Earlier this week, an Institute of Medicine’s Committee released its report on the Public Health Effectiveness of the FDA 510(k) Clearance Process.  The report offers a variety of recommendations and suggested reforms for FDA’s 510(k)  premarket notification pathway, describing the device clearance process as badly flawed.

Readers of MassTortDefense know how the regulatory clearance process has impacted preemption of state law product liability claims, and the significant medical device litigation we have covered here.

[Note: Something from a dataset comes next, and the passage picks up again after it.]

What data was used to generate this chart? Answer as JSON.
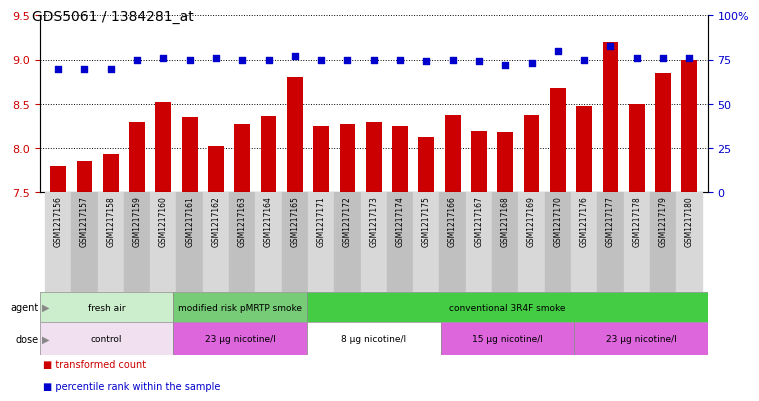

The recommendations will likely spark a heated debate within the larger struggles over the need for future medical device regulations. But even before that step, a variety of observers, including the Washington Legal Foundation, have asserted that the FDA is statutorily barred from adopting any of the report’s recommendations.  The charge has been made that the Institute of Medicine failed to adequately balance the panel, in violation of §15 of the Federal Advisory Committee Act. Section 15(a) provides that an agency may not use any advice or recommendation developed by the committee unless it has complied with a requirement that the committee membership be “fairly balanced.”  Using advice from a committee that lacks fair balance would encroach upon the Congressional mandate that each Advisory Committee should be representative of a broad
range of viewpoints.

FDA had commissioned the IOM to conduct an analysis of the § 510(k) system in 2009.  The IOM
Committee was composed of twelve members:  five doctors, three lawyers, and four academics. Specifically missing were innovators or any product developers familiar with the clearance process, and any representatives of patients or patient advocacy groups that have benefited from the development of medical devices under the current system.